Hollywood presiona a California para destrabar la fusión entre Paramount y Warner Bros.

Hace 1 hora

Los principales gremios de directores de Hollywood presionaron al fiscal general de California, Rob Bonta, para que no bloquee la posible fusión entre Paramount y Warner Bros. Piden aprobarla con condiciones o llevar el caso a juicio rápido, mientras la oficina del fiscal insiste en seguir adelante con su demanda antimonopolio.

La presión sobre el fiscal general de California, Rob Bonta, subió de tono esta semana después de que los principales gremios de directores de Hollywood le reclamaran que abra la puerta a la fusión entre Paramount y Warner Bros.

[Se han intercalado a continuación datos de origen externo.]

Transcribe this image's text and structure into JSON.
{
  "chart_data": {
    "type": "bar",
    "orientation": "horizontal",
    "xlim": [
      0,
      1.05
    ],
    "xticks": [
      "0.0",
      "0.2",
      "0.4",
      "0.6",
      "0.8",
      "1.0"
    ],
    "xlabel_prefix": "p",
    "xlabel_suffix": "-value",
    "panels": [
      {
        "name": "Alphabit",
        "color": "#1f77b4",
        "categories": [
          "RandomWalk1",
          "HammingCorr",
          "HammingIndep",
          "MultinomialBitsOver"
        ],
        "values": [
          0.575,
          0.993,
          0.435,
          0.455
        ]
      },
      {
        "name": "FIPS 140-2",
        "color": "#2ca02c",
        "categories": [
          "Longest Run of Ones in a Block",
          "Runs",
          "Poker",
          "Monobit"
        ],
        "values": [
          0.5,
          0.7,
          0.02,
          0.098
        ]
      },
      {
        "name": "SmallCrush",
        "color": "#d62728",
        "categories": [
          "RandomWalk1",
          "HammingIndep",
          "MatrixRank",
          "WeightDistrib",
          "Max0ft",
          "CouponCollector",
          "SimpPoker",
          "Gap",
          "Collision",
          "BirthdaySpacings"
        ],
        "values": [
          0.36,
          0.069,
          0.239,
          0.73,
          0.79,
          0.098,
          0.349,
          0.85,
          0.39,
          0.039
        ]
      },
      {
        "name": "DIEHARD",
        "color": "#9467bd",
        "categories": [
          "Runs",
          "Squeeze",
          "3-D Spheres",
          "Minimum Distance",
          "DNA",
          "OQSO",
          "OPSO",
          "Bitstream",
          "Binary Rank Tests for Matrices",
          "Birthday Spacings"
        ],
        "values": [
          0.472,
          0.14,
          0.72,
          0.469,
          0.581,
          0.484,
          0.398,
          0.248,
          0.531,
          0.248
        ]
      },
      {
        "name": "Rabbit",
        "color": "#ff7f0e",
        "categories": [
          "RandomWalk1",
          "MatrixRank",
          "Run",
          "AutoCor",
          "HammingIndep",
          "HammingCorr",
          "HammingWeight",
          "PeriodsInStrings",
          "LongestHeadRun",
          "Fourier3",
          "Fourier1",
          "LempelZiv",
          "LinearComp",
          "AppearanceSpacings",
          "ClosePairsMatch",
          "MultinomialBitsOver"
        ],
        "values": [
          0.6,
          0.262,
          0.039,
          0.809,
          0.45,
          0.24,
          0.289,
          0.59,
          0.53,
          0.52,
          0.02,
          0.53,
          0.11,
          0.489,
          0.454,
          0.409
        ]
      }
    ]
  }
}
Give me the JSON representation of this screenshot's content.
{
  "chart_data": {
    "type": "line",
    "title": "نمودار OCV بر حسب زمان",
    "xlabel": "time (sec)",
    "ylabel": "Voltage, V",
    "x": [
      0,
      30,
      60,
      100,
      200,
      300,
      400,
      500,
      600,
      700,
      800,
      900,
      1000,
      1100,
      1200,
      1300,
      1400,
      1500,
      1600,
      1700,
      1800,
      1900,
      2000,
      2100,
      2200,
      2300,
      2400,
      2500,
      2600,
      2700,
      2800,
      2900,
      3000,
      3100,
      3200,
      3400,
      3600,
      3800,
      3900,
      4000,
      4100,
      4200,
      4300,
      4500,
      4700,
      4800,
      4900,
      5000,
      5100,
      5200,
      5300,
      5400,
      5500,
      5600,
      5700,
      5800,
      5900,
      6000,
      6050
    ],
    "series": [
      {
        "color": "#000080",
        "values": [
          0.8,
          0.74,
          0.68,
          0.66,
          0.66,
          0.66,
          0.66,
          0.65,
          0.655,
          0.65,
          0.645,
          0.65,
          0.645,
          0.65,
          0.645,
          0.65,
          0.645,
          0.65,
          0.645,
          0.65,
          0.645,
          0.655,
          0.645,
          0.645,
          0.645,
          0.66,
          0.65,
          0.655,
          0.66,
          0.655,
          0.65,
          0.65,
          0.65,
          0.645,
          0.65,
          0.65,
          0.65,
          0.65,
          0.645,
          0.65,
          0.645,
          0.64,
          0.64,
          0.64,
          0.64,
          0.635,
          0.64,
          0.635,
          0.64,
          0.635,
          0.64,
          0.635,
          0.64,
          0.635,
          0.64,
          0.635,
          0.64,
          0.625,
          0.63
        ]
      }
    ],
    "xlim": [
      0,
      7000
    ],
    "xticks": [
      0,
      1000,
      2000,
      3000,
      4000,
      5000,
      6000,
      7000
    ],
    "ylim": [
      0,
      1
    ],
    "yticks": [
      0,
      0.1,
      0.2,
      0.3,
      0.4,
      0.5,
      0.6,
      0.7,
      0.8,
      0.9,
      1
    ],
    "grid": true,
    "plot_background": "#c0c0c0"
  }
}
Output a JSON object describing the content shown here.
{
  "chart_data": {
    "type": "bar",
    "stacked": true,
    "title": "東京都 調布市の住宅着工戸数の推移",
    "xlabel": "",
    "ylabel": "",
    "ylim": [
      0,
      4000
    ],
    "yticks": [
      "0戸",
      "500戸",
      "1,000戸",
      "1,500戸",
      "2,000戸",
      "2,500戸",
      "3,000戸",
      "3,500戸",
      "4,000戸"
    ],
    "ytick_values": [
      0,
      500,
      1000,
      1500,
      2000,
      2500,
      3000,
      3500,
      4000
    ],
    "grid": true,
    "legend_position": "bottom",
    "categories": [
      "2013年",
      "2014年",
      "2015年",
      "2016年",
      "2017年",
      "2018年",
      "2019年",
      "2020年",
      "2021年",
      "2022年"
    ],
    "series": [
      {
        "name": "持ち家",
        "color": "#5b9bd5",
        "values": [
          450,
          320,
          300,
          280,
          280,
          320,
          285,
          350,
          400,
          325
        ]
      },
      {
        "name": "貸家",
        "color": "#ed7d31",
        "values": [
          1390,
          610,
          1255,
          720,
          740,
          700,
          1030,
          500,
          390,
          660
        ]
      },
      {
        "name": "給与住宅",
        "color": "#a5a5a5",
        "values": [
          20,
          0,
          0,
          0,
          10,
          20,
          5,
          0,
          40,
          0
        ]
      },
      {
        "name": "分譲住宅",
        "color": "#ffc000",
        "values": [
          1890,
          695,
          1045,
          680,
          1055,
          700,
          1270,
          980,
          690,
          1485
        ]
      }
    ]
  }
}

En una carta conjunta, las organizaciones pidieron que el caso no se quede atrapado en la burocracia y reclamaron una salida clara: o un acuerdo con condiciones estrictas o un juicio acelerado que permita definir el futuro de la operación sin una larga incertidumbre para la industria.

De acuerdo con la información difundida por Infobae Estados Unidos, la respuesta de la oficina de Bonta fue mantenerse firme en su ofensiva legal. El equipo del fiscal general reiteró que seguirá “comprometido” con la demanda antimonopolio, una señal de que la administración californiana no está dispuesta, por ahora, a facilitar una concentración que podría alterar de manera profunda el equilibrio del negocio del entretenimiento. El punto de choque no es menor: cuando dos gigantes de este tamaño intentan unirse, no solo está en juego el control corporativo, sino también el poder sobre contenido, empleos, negociación sindical y la diversidad de voces en una industria ya altamente concentrada.

El trasfondo de este pulso es más grande que una simple transacción financiera. Hollywood vive desde hace años un proceso de reacomodo brutal, marcado por la caída del cable tradicional, la competencia de las plataformas de streaming, la presión por recortar costos y la pérdida de ingresos publicitarios. En ese escenario, las fusiones suelen presentarse como una salida “racional” para sobrevivir, pero también despiertan alarmas sobre monopolios de hecho, menos competencia y una mayor capacidad de las empresas para imponer condiciones a trabajadores, productores y consumidores. Por eso los gremios de directores no están defendiendo solo a dos estudios: están intentando influir en un debate que puede definir quién manda en la producción audiovisual de Estados Unidos durante los próximos años.

La pelea ahora pasa por saber si la Fiscalía de California endurecerá su postura o aceptará negociar límites a la operación. En términos prácticos, eso podría traducirse en más vigilancia sobre despidos, cambios en la distribución de contenidos o restricciones para evitar que la nueva empresa concentre demasiado poder de mercado. Para los trabajadores del sector, la discusión no es abstracta: una fusión de este tamaño puede significar más eficiencia para las corporaciones, pero también menos opciones, menos competencia por talento y menos margen para los sindicatos. En California, donde Hollywood sigue siendo un motor económico y simbólico, el caso promete convertirse en una prueba de hasta dónde están dispuestos a llegar los reguladores frente a las grandes consolidaciones mediáticas.